Y con Kepa Arrizabalaga enterrando cualquier orgullo que pueda tener un futbolista que llegó al Real Madrid para ser titular y ha perdido la batalla con Lunin. Aconsejando a su compañero en los lanzamientos como estudioso del fútbol y gran conocedor del rival por sus años en Inglaterra. Como Antonio Rüdiger, que señaló a Lunin el lado al que dispararía Mateo Kovacic, su segunda parada, tras compartir aventuras ambos en el Chelsea. 

Los lanzadores del Real Madrid sorprendieron. Iban en un papelito que Davide Ancelotti enseñó. Tres defensas entre los cinco elegidos. La razón fue la petición de Fede Valverde de no tirar. Estaba al límite físicamente y no sentía confianza.

Mientras, Éder Militao pensó que no era un buen momento para asumir protagonismo. Recién superada una grave lesión de rodilla. Ante un portero que le conoce bien con el que comparte aventuras en la selección brasileña. Nacho y Rüdiger daban un paso al frente en el liderazgo que dio tranquilidad a Carlo Ancelotti y su hijo Davide, el responsable de esta faceta. 

“Cuando quedaban cuatro o cinco minutos empecé a pensar. Jude es lanzador, Luka también. Lucas es muy buen lanzador. Nacho tiene experiencia y personalidad y en los entrenamientos habíamos visto que iba decidido a un lado. Y Antonio es un jugador con huevos”, repasó ante los medios. De los cinco jugadores de la lista que mostró primero a ‘Carletto’, se modificaron dos tras hablar con los jugadores. 

Lucas Vázquez que había marcado ya un penalti inolvidable, tanto como su beso al balón y los giros que dio haciendo malabares sobre un dedo en una exhibición de tranquilidad en el momento de mayor presión. En Milán, en una final de la Liga de Campeones. Esta vez su gesto fue dar toquecitos al balón antes de marcar la tercera pena máxima de su carrera. Llevaba más de seis años, desde que marcó al Fuenlabrada en Copa del Rey, que no chutaba uno.

El brazalete de capitán impulsó a Nacho para quitarse el mal sabor de boca. Suplente por la elección de Ancelotti de un centrocampista como Aurélien Tchouaméni para jugar de central. Sin David Alaba, lesionado, y con Militao recién recuperado sin ritmo competitivo. Su primer penalti en partido oficial con el club en el que ha jugado toda su carrera. Marcó uno en las categorías inferiores de la selección española, con la sub-17, en semifinales de un Mundial ante Francia.
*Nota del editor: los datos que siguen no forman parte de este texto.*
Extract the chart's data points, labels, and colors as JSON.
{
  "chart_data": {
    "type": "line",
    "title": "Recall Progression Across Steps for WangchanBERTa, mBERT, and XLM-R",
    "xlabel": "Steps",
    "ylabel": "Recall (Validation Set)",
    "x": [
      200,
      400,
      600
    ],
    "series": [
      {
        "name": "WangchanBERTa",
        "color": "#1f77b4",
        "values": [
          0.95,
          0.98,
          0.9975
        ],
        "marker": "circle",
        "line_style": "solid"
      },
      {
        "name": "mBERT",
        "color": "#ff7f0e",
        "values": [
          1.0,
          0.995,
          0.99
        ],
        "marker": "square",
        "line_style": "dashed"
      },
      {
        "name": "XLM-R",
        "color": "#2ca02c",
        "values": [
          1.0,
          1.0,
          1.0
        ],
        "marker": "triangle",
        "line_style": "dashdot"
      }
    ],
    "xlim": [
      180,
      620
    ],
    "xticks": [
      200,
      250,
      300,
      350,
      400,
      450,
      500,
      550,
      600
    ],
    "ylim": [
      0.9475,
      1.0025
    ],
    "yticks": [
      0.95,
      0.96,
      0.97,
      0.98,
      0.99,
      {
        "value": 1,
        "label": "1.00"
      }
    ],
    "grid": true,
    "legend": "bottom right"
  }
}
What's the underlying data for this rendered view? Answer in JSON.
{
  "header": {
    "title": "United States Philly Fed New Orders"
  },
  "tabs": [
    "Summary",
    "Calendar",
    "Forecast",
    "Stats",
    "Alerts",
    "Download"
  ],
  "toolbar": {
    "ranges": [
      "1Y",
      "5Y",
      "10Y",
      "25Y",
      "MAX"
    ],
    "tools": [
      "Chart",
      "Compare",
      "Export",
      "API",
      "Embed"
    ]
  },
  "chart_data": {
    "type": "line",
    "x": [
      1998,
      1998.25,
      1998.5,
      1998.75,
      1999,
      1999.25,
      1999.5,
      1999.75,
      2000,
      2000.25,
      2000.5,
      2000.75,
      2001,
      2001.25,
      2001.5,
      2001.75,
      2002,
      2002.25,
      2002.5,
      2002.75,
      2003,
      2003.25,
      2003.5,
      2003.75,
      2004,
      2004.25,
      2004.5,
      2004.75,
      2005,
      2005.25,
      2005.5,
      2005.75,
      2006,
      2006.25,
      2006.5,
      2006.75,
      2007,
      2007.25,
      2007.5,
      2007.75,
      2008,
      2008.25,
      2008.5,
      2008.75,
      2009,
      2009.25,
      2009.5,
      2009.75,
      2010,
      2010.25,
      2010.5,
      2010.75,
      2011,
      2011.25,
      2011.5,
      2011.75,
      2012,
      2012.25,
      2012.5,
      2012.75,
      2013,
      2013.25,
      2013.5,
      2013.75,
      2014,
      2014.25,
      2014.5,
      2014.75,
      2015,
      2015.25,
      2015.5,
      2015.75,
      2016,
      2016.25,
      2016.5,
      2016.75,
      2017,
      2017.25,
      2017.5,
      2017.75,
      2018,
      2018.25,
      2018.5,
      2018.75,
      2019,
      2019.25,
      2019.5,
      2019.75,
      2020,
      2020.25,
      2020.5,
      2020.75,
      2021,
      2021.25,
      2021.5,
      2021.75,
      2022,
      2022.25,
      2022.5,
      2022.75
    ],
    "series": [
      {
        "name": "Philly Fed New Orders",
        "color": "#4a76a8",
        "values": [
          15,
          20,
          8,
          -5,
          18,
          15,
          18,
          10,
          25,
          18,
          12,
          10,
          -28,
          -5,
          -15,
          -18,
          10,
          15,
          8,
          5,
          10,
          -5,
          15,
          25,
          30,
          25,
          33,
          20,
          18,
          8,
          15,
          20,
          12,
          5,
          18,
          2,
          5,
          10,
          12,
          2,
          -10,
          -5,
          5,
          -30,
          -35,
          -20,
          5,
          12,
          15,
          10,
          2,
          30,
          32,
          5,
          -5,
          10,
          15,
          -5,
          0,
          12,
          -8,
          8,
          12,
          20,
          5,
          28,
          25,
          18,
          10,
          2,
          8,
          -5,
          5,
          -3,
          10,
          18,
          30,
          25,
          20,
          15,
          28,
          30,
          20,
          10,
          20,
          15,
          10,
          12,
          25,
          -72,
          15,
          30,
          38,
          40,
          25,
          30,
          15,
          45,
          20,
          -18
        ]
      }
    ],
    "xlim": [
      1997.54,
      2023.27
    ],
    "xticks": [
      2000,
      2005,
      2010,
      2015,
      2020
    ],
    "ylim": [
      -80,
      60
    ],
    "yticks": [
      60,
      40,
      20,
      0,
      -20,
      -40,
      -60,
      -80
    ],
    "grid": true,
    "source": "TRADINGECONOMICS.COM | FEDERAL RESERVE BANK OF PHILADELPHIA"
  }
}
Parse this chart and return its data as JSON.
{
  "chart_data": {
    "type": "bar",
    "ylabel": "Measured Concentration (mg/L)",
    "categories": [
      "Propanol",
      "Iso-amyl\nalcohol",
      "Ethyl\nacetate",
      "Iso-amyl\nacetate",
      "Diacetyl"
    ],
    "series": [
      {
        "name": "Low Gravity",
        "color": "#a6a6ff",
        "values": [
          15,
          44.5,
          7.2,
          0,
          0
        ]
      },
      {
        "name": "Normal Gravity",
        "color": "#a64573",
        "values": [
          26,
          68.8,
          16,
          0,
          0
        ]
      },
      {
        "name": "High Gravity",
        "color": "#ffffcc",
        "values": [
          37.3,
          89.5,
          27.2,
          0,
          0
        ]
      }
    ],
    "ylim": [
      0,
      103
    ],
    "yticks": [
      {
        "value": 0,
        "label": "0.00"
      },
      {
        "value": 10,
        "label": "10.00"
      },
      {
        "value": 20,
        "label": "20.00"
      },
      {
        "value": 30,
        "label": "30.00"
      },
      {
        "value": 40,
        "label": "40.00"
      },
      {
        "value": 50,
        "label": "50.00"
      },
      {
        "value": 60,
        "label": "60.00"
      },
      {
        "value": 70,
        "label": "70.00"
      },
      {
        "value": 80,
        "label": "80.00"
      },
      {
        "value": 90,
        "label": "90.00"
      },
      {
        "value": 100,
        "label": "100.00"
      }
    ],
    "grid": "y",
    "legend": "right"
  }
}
El decisivo fue para Rüdiger que ajustó al palo su disparo. Como si fuera un gran especialista. El tercer penalti de su carrera, todos marcados, tras chutar con el Chelsea en 2021 en la final de la Supercopa de Europa ante el Villarreal y un año después ante el Liverpool en la final de la Copa inglesa. Dio paso a una celebración especial, con todos lanzándose encima del defensa alemán salvo Modric, que se quitó un peso de encima y se dirigió corriendo a Lunin para agradecerle el ‘favor’. 

El triunfo desequilibró la balanza, hasta el Etihad igualada, del Real Madrid en las tandas de penaltis de competiciones UEFA tras dos ganadas y dos perdidas. Cayó en la primera, en 1975, en cuartos de final de la Copa de Europa contra el Estrella Roja; venció la segunda, al Juventus, en cuartos de final de la Copa de Europa en 75; fue eliminado por su próximo rival, el Bayern, en las semifinales de ‘Champions’ 2012 con los fallos de Sergio Ramos, Kaká y Cristiano Ronaldo en el Santiago Bernabéu; y celebró el último precedente antes del City, frente al Atlético de Madrid en la final de la Liga de Campeones 2016 en Milán.